Entitled “Dispatch,” this presentation draws from Chacon and Hopkins’ reflections on the fight for cultural preservation and defence of Indigenous sovereignty at the Standing Rock Reservation Water Protector encampment in 2016.

Raven Chacon is a composer, performer, and installation artist from Fort Defiance, Navajo Nation. As a solo artist, collaborator, or with Postcommodity, Chacon has exhibited or performed at Whitney Biennial, documenta 14, REDCAT, Musée d’art Contemporain de Montréal, San Francisco Electronic Music Festival, Chaco Canyon, Ende Tymes Festival, 18th Biennale of Sydney, and The Kennedy Center. Every year, he teaches 20 students to write string quartets for the Native American Composer Apprenticeship Project (NACAP). He is the recipient of the United States Artists fellowship in Music, the Creative Capital award in Visual Arts, the Native Arts and Cultures Foundation artist fellowship, and the American Academy’s Berlin Prize for Music Composition. He lives in Albuquerque, NM.

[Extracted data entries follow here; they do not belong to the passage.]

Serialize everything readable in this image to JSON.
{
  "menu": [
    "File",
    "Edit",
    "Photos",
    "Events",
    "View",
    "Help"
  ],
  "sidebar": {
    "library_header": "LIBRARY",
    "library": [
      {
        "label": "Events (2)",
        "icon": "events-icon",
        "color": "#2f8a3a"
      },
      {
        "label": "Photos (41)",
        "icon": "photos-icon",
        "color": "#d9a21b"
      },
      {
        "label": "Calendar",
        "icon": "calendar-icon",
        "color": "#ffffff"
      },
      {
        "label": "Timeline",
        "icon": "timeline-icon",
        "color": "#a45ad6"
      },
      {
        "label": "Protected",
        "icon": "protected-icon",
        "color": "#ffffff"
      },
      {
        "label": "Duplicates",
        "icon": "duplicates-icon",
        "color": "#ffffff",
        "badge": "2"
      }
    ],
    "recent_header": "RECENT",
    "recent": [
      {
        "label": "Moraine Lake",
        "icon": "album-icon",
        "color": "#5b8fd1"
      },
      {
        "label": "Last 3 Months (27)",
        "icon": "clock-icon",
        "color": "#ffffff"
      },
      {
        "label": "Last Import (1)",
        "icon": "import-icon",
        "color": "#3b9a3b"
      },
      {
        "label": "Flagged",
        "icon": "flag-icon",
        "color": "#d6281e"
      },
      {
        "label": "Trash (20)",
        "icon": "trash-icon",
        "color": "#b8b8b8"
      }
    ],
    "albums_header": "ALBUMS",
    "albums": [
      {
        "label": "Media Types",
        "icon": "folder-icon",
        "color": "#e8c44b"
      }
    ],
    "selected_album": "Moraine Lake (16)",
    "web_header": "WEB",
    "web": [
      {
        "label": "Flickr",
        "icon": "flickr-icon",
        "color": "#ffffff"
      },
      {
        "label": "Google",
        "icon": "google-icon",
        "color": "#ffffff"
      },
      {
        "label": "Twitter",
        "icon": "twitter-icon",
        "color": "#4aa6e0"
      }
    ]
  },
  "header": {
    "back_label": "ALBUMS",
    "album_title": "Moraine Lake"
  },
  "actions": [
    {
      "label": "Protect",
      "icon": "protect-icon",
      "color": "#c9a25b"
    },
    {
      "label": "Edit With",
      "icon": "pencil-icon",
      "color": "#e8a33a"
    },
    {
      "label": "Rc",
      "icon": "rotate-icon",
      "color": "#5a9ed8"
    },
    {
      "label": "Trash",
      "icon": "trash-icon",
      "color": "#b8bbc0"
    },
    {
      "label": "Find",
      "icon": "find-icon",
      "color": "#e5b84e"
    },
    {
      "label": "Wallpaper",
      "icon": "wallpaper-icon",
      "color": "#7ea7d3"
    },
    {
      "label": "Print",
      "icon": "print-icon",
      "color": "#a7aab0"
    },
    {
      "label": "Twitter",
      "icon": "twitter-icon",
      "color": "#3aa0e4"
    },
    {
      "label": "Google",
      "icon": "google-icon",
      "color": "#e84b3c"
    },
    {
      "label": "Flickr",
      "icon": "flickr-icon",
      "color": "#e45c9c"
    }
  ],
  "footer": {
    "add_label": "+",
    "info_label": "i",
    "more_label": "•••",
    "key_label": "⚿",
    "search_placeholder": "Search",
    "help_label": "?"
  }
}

Candice Hopkins is a citizen of Carcross/Tagish First Nation and lives in Albuquerque, NM. Her writing and curatorial practice explores the intersections of history, contemporary art, and indigeneity. She works as senior curator for the 2019 and 2021 editions of the Toronto Biennial of Art and was part of the curatorial team for the Canadian Pavilion of the 58th Venice Biennale, featuring the work of the media art collective Isuma. She is co-curator of notable exhibitions including Art for New Understanding: Native Voices 1950s to Now; the 2018 SITE Santa Fe biennial, Casa Tomada; documenta 14 in Athens, Greece and Kassel, Germany; Sakahàn: International Indigenous Art at the National Gallery of Canada and Close Encounters: The Next 500 Years in Winnipeg, MB. Her recent essays and presentations include “The Gilded Gaze: Wealth and Economies on the Colonial Frontier,” for the documenta 14 Reader, and “Outlawed Social Life” for South as a State of Mind.

This event was co-presented with the Art Gallery of Guelph.